Malaysia menilai semua upaya harus ditempuh untuk menyelesaikan perselisihan atau konflik. Hal itu mesti dilakukan dengan cara-cara damai tanpa disertai ancaman atau pengerahan kekuatan.
Pada Jumat pagi, AS melancarkan serangan rudal ke Bandara Internasional Baghdad. Washington membidik konvoi kendaraan Popular Mobilization Forces (PMF), pasukan paramiliter Irak yang memiliki hubungan dekat dengan Iran. Beberapa jam pasca-peristiwa itu, Garda Revolusi Iran mengumumkan bahwa Komandan Pasukan Quds Mayor Jenderal Qasem Soleimani tewas akibat serangan AS.

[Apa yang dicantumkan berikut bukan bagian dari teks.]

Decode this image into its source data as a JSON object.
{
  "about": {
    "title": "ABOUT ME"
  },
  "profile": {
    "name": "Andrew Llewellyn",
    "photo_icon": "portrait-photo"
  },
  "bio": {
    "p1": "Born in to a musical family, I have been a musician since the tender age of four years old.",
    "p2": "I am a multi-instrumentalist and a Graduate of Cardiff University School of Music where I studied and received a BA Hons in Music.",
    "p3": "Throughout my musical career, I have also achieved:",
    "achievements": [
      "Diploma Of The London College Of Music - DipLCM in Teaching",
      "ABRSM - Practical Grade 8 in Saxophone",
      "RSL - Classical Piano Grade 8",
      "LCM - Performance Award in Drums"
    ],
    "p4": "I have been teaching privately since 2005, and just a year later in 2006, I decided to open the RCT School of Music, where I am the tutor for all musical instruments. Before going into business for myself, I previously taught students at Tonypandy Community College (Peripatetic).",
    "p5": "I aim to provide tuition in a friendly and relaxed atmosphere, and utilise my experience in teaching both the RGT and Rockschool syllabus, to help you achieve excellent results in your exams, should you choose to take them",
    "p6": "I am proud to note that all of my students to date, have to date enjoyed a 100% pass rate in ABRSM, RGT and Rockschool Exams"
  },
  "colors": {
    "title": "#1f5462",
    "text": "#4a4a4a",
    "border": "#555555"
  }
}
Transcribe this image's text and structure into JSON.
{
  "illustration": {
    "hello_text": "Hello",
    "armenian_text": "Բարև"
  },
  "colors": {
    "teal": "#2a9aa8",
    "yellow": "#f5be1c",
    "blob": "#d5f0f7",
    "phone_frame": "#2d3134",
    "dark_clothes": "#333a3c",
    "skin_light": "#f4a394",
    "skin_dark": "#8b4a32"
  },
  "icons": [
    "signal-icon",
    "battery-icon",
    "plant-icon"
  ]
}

Serangan tersebut diperintahkan langsung oleh Presiden AS Donald Trump. Pentagon menuding Soleimani berencana melakukan serangan terhadap diplomat dan anggota layanan AS di Irak dan kawasan sekitarnya.
Pasukan Quds diketahui merupakan sebuah divisi atau sayap Garda Revolusi Iran yang bertanggung jawab untuk operasi ekstrateritorial. Soleimani selaku komandannya telah bertahun-tahun dipandang sebagai arsitek yang berperan menyebarkan pengaruh Iran di Timur Tengah.
Tewasnya Soleimani kian meningkatkan ketegangan antara AS dan Iran. AS telah memerintahkan semua warganya untuk segera meninggalkan Irak.
Pemimpin Tertinggi Iran Ayatollah Ali Khamenei telah mengutuk serangan AS. Dia menyatakan akan melakukan aksi balasan.
Tak hanya Iran, Suriah dan Irak turut mengutuk serangan udara AS. Suriah, melalui kantor berita negaranya, Syrian Arab News Agency (SANA), menyebut agresi AS ke Bandara Internasional Baghdad adalah tindakan kriminal yang berbahaya.
Presiden Irak Barham Salih berpendapat serupa. Namun, dia mendesak semua pihak menahan diri. "Irak harus mengutamakan kepentingan nasionalnya dan menghindari tragedi konflik bersenjata yang telah mengganggunnya selama empat dekade," kata Salih.